To ten gatunek. Owocniki wyglądają na (chyba) przemrożone, ale charakterystyczny niebieskofioletowy "filc" u podstawy trzonu widać, reszta też pasuje :)
(wypowiedź edytowana przez zygmunt 11.października.2010)
Tak, tak Jolu to zdecydowanie ona:-)
U mnie też, wczoraj takie spotkałem. Barwy wyblakłe/wypłowiałe od przymrozków. Raczej juz nie konsumpcyjna ale jeszcze jest:-)

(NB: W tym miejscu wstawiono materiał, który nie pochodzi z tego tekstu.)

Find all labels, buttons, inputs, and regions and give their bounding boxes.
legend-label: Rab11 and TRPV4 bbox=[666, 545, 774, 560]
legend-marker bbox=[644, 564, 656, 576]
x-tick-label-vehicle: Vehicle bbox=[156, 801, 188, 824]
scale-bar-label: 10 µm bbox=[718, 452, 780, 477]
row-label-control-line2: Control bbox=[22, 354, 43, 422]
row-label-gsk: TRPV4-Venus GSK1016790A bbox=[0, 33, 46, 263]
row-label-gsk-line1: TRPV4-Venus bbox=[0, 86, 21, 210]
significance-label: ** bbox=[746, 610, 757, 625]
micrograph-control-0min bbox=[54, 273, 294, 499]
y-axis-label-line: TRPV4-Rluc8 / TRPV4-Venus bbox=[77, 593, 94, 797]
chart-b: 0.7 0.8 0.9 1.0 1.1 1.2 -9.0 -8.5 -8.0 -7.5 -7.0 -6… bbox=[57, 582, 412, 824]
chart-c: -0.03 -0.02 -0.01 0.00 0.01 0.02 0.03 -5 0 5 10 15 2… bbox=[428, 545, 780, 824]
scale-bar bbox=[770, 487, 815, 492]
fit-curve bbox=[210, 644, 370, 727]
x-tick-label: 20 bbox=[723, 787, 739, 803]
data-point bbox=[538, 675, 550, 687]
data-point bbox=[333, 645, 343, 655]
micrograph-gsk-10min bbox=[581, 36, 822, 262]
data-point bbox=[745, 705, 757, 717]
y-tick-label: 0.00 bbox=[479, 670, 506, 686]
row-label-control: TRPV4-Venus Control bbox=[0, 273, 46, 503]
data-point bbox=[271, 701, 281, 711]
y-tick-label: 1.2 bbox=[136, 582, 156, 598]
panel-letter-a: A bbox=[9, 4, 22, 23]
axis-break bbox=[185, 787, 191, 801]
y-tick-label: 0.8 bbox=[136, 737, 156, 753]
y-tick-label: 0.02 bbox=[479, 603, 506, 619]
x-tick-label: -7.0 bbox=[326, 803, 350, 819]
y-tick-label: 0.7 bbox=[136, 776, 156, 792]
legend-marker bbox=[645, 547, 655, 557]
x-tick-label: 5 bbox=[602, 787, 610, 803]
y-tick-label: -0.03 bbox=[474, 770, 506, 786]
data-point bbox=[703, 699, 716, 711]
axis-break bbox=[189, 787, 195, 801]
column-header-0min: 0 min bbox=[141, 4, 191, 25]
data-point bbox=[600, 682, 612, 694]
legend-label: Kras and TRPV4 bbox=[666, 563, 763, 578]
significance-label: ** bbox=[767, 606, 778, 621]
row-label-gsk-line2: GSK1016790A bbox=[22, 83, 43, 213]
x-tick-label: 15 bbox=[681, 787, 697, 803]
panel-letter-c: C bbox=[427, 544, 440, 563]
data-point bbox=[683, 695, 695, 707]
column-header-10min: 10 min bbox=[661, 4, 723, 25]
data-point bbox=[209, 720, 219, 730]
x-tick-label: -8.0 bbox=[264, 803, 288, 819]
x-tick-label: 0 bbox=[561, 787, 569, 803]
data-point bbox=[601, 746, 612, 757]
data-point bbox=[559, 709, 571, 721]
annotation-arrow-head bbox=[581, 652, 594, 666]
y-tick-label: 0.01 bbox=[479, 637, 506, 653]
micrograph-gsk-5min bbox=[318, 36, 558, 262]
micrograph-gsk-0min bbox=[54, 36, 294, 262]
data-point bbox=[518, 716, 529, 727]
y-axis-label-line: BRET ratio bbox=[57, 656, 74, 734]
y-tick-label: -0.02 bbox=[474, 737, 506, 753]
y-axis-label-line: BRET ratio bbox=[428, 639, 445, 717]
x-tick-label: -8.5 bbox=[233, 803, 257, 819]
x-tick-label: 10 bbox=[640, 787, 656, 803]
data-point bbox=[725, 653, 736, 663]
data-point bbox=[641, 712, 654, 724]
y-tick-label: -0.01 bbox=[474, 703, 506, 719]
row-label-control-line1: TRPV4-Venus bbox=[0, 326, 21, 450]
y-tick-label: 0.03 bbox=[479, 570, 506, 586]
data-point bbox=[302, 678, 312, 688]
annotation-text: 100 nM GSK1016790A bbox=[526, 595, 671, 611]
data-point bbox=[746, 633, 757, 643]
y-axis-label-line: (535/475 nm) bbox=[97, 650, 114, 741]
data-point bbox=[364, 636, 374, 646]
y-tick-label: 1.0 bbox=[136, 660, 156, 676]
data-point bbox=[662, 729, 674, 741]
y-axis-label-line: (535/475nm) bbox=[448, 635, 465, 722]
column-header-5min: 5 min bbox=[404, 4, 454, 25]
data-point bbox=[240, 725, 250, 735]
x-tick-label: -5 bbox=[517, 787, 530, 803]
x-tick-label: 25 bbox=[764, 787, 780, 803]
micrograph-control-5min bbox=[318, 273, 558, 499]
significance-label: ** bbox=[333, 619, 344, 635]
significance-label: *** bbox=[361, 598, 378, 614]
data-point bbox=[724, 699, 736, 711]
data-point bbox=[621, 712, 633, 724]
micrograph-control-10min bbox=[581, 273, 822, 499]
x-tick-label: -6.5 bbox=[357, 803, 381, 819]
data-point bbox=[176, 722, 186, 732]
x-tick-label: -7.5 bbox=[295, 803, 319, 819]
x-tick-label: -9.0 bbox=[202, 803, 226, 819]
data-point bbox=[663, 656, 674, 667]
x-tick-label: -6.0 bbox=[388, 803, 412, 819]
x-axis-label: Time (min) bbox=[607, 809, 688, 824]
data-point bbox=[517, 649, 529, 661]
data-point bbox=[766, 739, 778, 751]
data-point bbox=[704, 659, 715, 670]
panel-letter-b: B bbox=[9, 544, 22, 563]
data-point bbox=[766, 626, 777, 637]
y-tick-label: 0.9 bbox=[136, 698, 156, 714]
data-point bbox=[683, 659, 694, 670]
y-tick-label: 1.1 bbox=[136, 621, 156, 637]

Te były świeżutkie, nie przemrożone :)
Grzesiek, może i świeżutkie ale niestety już starutkie.
Wyraźnie widać już mocno nasiąknięty wodą miąższ.
Jesli nie od mrozu to ze starości. One tak mają.
#83
od października 2009
Dzisiaj znalazłem stadko ok.30 sztuk. Od starych do młodziutkich, cały przekrój pokoleniowy :)
Ale niestety nie dysponuję fotkami.
I to jest Twój błąd bo jak nie jesteś pewien to sobie zupki z nich nie ugotujesz:-(
A z gąsówki nagiej baaardzo smaczna.
Polecam:-)
W tym sezonie kilka słoiczków, zrobiliśmy z młodziutkich, ale na próbę jeszcze nie było okazji.